Clara. It should be no surprise that I would choose her for today’s prompt. Today’s picture is an excerpt from a letter that I wrote to her, a couple of weeks after we said goodbye. However, in saying goodbye to Clara, I ended up saying hello to a lot of things too.
I said hello to a new perspective on abortion and pregnancy loss, a perspective which has empowered me to be a stronger woman. A fire has been lit within me, driving me to search for ways that I can be of support to other women, to other moms, who may be struggling with grief from a loss, or with postpartum mood disorders.
I said hello to a new chapter in my marriage. The experience of losing Clara could have ruined a marriage. I really believe that to be true. It is the kind of thing that, were there any cracks to begin with, could split a marriage right open.
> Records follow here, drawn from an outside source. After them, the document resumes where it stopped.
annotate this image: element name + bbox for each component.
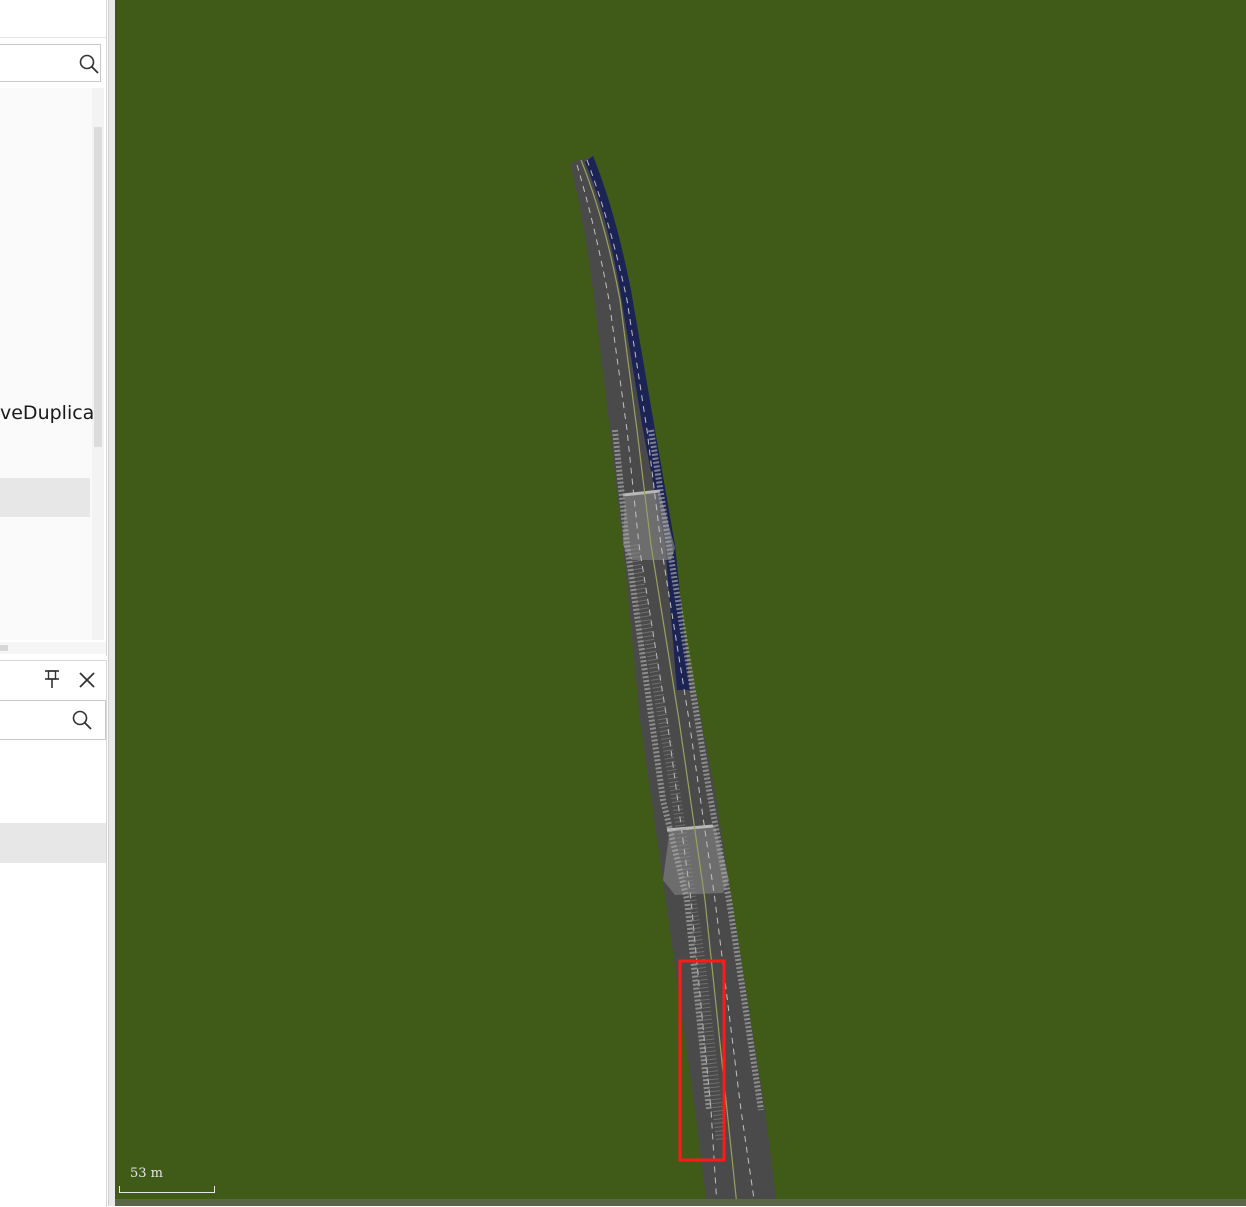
selected-list-row[interactable]: [0, 478, 90, 517]
search-icon[interactable]: [71, 709, 93, 735]
item-list[interactable]: [0, 88, 104, 640]
horizontal-scrollbar-thumb[interactable]: [0, 645, 8, 651]
map-viewport[interactable]: 53 m: [115, 0, 1246, 1206]
selected-list-row[interactable]: [0, 823, 106, 863]
search-icon[interactable]: [78, 53, 100, 79]
search-input-secondary[interactable]: [0, 700, 106, 740]
pin-icon[interactable]: [42, 669, 62, 693]
horizontal-scrollbar[interactable]: [0, 642, 106, 654]
scale-bar: [119, 1186, 215, 1193]
panel-header-divider: [0, 37, 106, 38]
explorer-panel: veDuplica: [0, 0, 107, 656]
search-input[interactable]: [0, 44, 101, 82]
left-dock: veDuplica: [0, 0, 108, 1207]
scale-label: 53 m: [130, 1166, 164, 1181]
list-item[interactable]: veDuplica: [0, 402, 94, 424]
status-bar: [115, 1199, 1246, 1206]
secondary-panel: [0, 660, 107, 1207]
panel-splitter[interactable]: [108, 0, 115, 1206]
road-scene[interactable]: [115, 0, 1246, 1206]
close-icon[interactable]: [77, 670, 97, 694]
road-surface: [570, 156, 777, 1206]
vertical-scrollbar-thumb[interactable]: [94, 127, 102, 447]
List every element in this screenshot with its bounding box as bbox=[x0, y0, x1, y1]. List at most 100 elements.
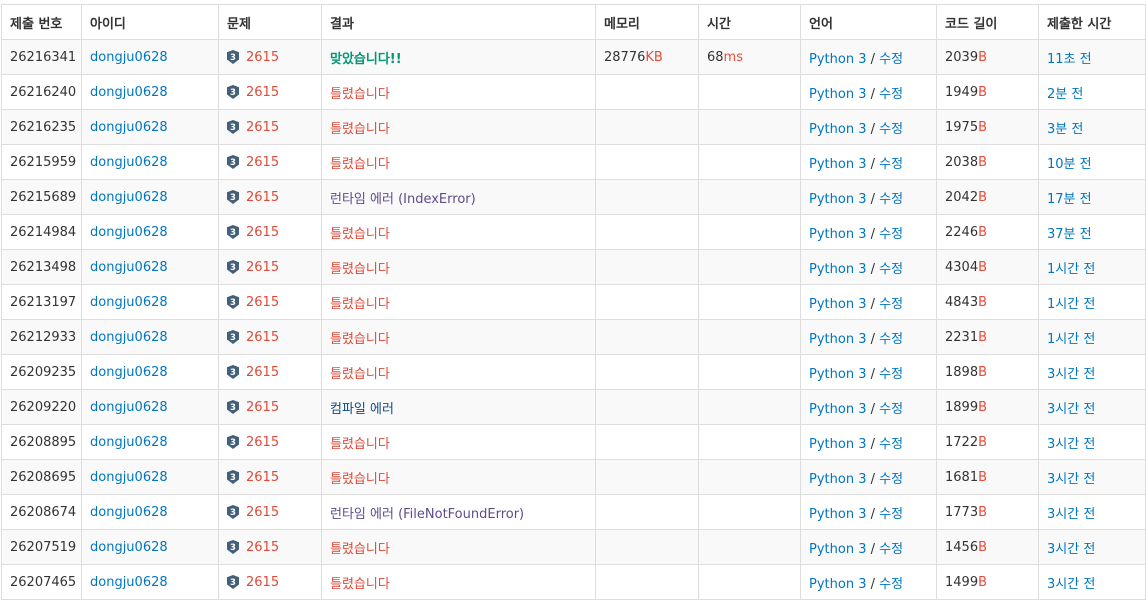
problem-link[interactable]: 2615 bbox=[246, 470, 279, 485]
edit-link[interactable]: 수정 bbox=[879, 507, 903, 522]
edit-link[interactable]: 수정 bbox=[879, 332, 903, 347]
user-link[interactable]: dongju0628 bbox=[90, 435, 168, 450]
language-link[interactable]: Python 3 bbox=[809, 542, 866, 557]
language-link[interactable]: Python 3 bbox=[809, 472, 866, 487]
problem-link[interactable]: 2615 bbox=[246, 540, 279, 555]
problem-link[interactable]: 2615 bbox=[246, 190, 279, 205]
problem-link[interactable]: 2615 bbox=[246, 400, 279, 415]
user-link[interactable]: dongju0628 bbox=[90, 540, 168, 555]
problem-link[interactable]: 2615 bbox=[246, 155, 279, 170]
user-cell: dongju0628 bbox=[81, 564, 219, 600]
submitted-at-link[interactable]: 1시간 전 bbox=[1047, 332, 1095, 347]
submitted-at-cell: 2분 전 bbox=[1038, 74, 1146, 110]
submitted-at-link[interactable]: 17분 전 bbox=[1047, 192, 1092, 207]
problem-link[interactable]: 2615 bbox=[246, 50, 279, 65]
column-header-user: 아이디 bbox=[81, 4, 219, 40]
problem-link[interactable]: 2615 bbox=[246, 295, 279, 310]
submitted-at-link[interactable]: 1시간 전 bbox=[1047, 297, 1095, 312]
result-text: 런타임 에러 bbox=[330, 506, 394, 522]
submission-id: 26213197 bbox=[1, 284, 82, 320]
edit-link[interactable]: 수정 bbox=[879, 157, 903, 172]
user-link[interactable]: dongju0628 bbox=[90, 295, 168, 310]
submitted-at-link[interactable]: 3시간 전 bbox=[1047, 402, 1095, 417]
submitted-at-link[interactable]: 11초 전 bbox=[1047, 52, 1092, 67]
problem-link[interactable]: 2615 bbox=[246, 120, 279, 135]
edit-link[interactable]: 수정 bbox=[879, 472, 903, 487]
tier-badge-label: 3 bbox=[230, 543, 236, 553]
user-link[interactable]: dongju0628 bbox=[90, 120, 168, 135]
memory-cell bbox=[595, 459, 699, 495]
language-link[interactable]: Python 3 bbox=[809, 577, 866, 592]
submitted-at-cell: 3시간 전 bbox=[1038, 424, 1146, 460]
language-link[interactable]: Python 3 bbox=[809, 402, 866, 417]
language-link[interactable]: Python 3 bbox=[809, 87, 866, 102]
edit-link[interactable]: 수정 bbox=[879, 367, 903, 382]
submitted-at-link[interactable]: 3분 전 bbox=[1047, 122, 1083, 137]
language-link[interactable]: Python 3 bbox=[809, 227, 866, 242]
submitted-at-link[interactable]: 2분 전 bbox=[1047, 87, 1083, 102]
user-link[interactable]: dongju0628 bbox=[90, 365, 168, 380]
time-cell bbox=[698, 319, 801, 355]
user-link[interactable]: dongju0628 bbox=[90, 400, 168, 415]
problem-link[interactable]: 2615 bbox=[246, 505, 279, 520]
submitted-at-link[interactable]: 3시간 전 bbox=[1047, 472, 1095, 487]
edit-link[interactable]: 수정 bbox=[879, 437, 903, 452]
user-link[interactable]: dongju0628 bbox=[90, 225, 168, 240]
language-link[interactable]: Python 3 bbox=[809, 157, 866, 172]
language-link[interactable]: Python 3 bbox=[809, 52, 866, 67]
language-link[interactable]: Python 3 bbox=[809, 122, 866, 137]
time-cell bbox=[698, 459, 801, 495]
submitted-at-link[interactable]: 10분 전 bbox=[1047, 157, 1092, 172]
language-link[interactable]: Python 3 bbox=[809, 192, 866, 207]
problem-link[interactable]: 2615 bbox=[246, 365, 279, 380]
submitted-at-link[interactable]: 1시간 전 bbox=[1047, 262, 1095, 277]
user-link[interactable]: dongju0628 bbox=[90, 505, 168, 520]
edit-link[interactable]: 수정 bbox=[879, 122, 903, 137]
submitted-at-link[interactable]: 3시간 전 bbox=[1047, 542, 1095, 557]
user-link[interactable]: dongju0628 bbox=[90, 260, 168, 275]
result-text: 틀렸습니다 bbox=[330, 331, 390, 347]
user-link[interactable]: dongju0628 bbox=[90, 155, 168, 170]
table-body: 26216341 dongju0628 3 2615 맞았습니다!! 28776K… bbox=[1, 39, 1146, 600]
user-link[interactable]: dongju0628 bbox=[90, 50, 168, 65]
result-text: 틀렸습니다 bbox=[330, 296, 390, 312]
language-link[interactable]: Python 3 bbox=[809, 332, 866, 347]
user-link[interactable]: dongju0628 bbox=[90, 85, 168, 100]
submitted-at-link[interactable]: 3시간 전 bbox=[1047, 367, 1095, 382]
user-link[interactable]: dongju0628 bbox=[90, 330, 168, 345]
user-cell: dongju0628 bbox=[81, 529, 219, 565]
tier-badge-label: 3 bbox=[230, 228, 236, 238]
edit-link[interactable]: 수정 bbox=[879, 52, 903, 67]
problem-link[interactable]: 2615 bbox=[246, 225, 279, 240]
language-link[interactable]: Python 3 bbox=[809, 507, 866, 522]
submitted-at-cell: 3시간 전 bbox=[1038, 459, 1146, 495]
user-link[interactable]: dongju0628 bbox=[90, 575, 168, 590]
tier-badge-label: 3 bbox=[230, 508, 236, 518]
problem-link[interactable]: 2615 bbox=[246, 260, 279, 275]
submitted-at-link[interactable]: 3시간 전 bbox=[1047, 577, 1095, 592]
problem-link[interactable]: 2615 bbox=[246, 85, 279, 100]
user-link[interactable]: dongju0628 bbox=[90, 190, 168, 205]
result-cell: 틀렸습니다 bbox=[321, 354, 596, 390]
edit-link[interactable]: 수정 bbox=[879, 402, 903, 417]
language-link[interactable]: Python 3 bbox=[809, 437, 866, 452]
edit-link[interactable]: 수정 bbox=[879, 192, 903, 207]
language-link[interactable]: Python 3 bbox=[809, 262, 866, 277]
edit-link[interactable]: 수정 bbox=[879, 227, 903, 242]
edit-link[interactable]: 수정 bbox=[879, 262, 903, 277]
user-link[interactable]: dongju0628 bbox=[90, 470, 168, 485]
edit-link[interactable]: 수정 bbox=[879, 542, 903, 557]
submitted-at-cell: 3시간 전 bbox=[1038, 354, 1146, 390]
submitted-at-link[interactable]: 3시간 전 bbox=[1047, 437, 1095, 452]
submitted-at-link[interactable]: 37분 전 bbox=[1047, 227, 1092, 242]
problem-link[interactable]: 2615 bbox=[246, 435, 279, 450]
language-link[interactable]: Python 3 bbox=[809, 297, 866, 312]
problem-link[interactable]: 2615 bbox=[246, 330, 279, 345]
edit-link[interactable]: 수정 bbox=[879, 297, 903, 312]
code-length-cell: 1949B bbox=[936, 74, 1039, 110]
submitted-at-link[interactable]: 3시간 전 bbox=[1047, 507, 1095, 522]
edit-link[interactable]: 수정 bbox=[879, 87, 903, 102]
language-link[interactable]: Python 3 bbox=[809, 367, 866, 382]
edit-link[interactable]: 수정 bbox=[879, 577, 903, 592]
problem-link[interactable]: 2615 bbox=[246, 575, 279, 590]
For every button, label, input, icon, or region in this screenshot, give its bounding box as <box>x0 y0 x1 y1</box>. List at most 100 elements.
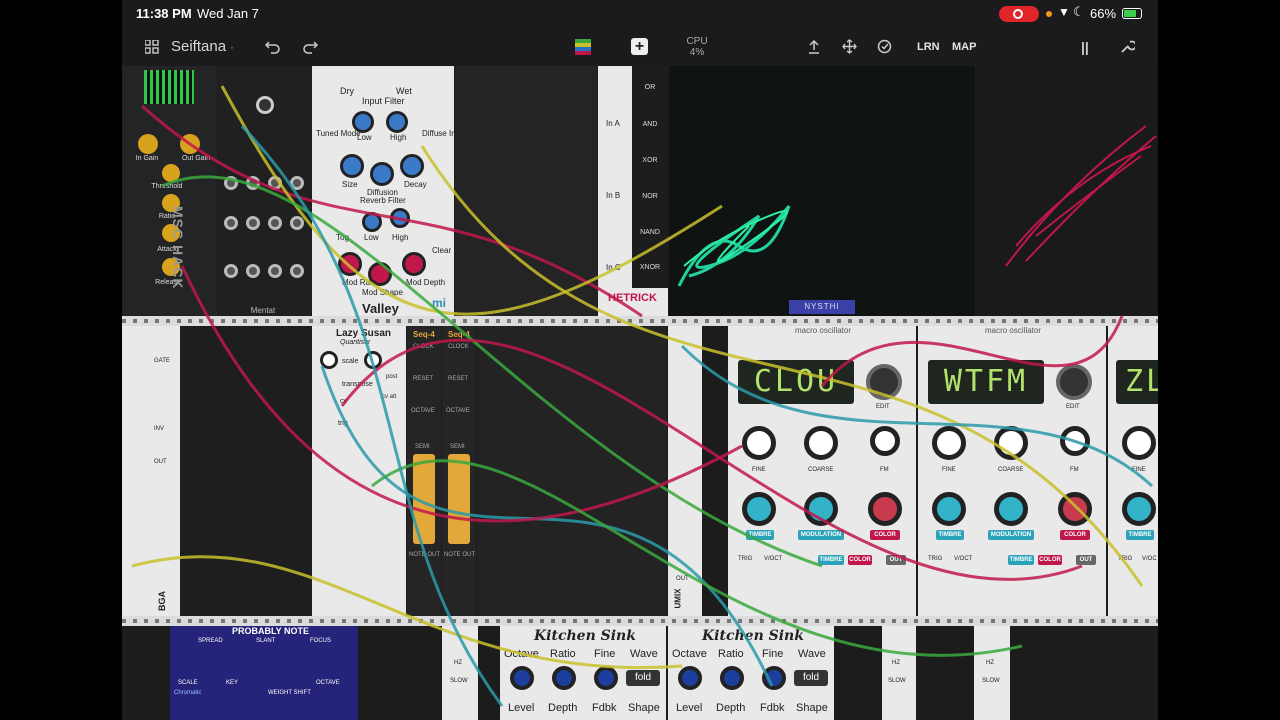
edit-knob[interactable] <box>866 364 902 400</box>
ks2-ratio-knob[interactable] <box>720 666 744 690</box>
valley-mod-rate-label: Mod Rate <box>342 278 377 287</box>
undo-icon[interactable] <box>265 40 281 54</box>
mixer-jack[interactable] <box>290 264 304 278</box>
mixer-knob[interactable] <box>256 96 274 114</box>
seq4-reset-label: RESET <box>413 376 434 382</box>
macro-osc-1-fm-label: FM <box>880 467 889 473</box>
scale-knob-2[interactable] <box>364 351 382 369</box>
in-gain-knob[interactable] <box>138 134 158 154</box>
kitchen-sink-module-1: Kitchen Sink Octave Ratio Fine Wave fold… <box>500 626 666 720</box>
macro-osc-1-modulation-tag: MODULATION <box>798 530 844 540</box>
valley-low-knob[interactable] <box>352 111 374 133</box>
focus-label: FOCUS <box>310 638 331 644</box>
small-lfo-module-3: HZ SLOW <box>974 626 1010 720</box>
fm-knob[interactable] <box>1060 426 1090 456</box>
timbre-knob[interactable] <box>932 492 966 526</box>
valley-mod-depth-knob[interactable] <box>402 252 426 276</box>
share-icon[interactable] <box>808 40 820 54</box>
fine-knob[interactable] <box>742 426 776 460</box>
fine-knob[interactable] <box>1122 426 1156 460</box>
add-module-button[interactable]: + <box>631 38 648 55</box>
gate-label: GATE <box>154 358 170 364</box>
umix-module: OUT UMIX <box>668 326 702 616</box>
mixer-jack[interactable] <box>290 176 304 190</box>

Thankfully, this experience has only drawn my husband and I closer. We’ve leveled up, so to say (uh oh, gamer nerd core has been exposed!). We have been able to lean on each other throughout this experience. We have taken extra care to listen and hear each other, and I am grateful every day for this amazing man that I get to spend the rest of my life with.
I said hello to a new level of gratitude. Gratitude is something my mother was really good at teaching me. For almost as long as I can remember, my mother taught me to be grateful. As such, “attitude of gratitude” is a phrase that can often be heard around my home. It is an important quality that I hope to instill in my own children. Grateful as I was to begin with, there is nothing like loss to deepen your appreciation for what you already have. Saying goodbye to Clara has opened a new well of thankfulness within me. It sounds strange to say, but in some ways, I am thankful for this experience, as terrible as it has been. I recognize the personal growth and spiritual development that I have undergone as a result of going through it. But it isn’t just me, my husband, my parents, my in-laws, my children, and many more people, have been affected and have grown from this terrible loss.
In just 22 weeks of gestation, Clara taught some very important lessons to a great deal of people. So, we said goodbye to Clara in 2015, but because of her, we said hello to a lot of wonderful things, too. Plus, it’s not really goodbye, only see you later.
Thank you, sweet girl. Mommy loves you so, so much.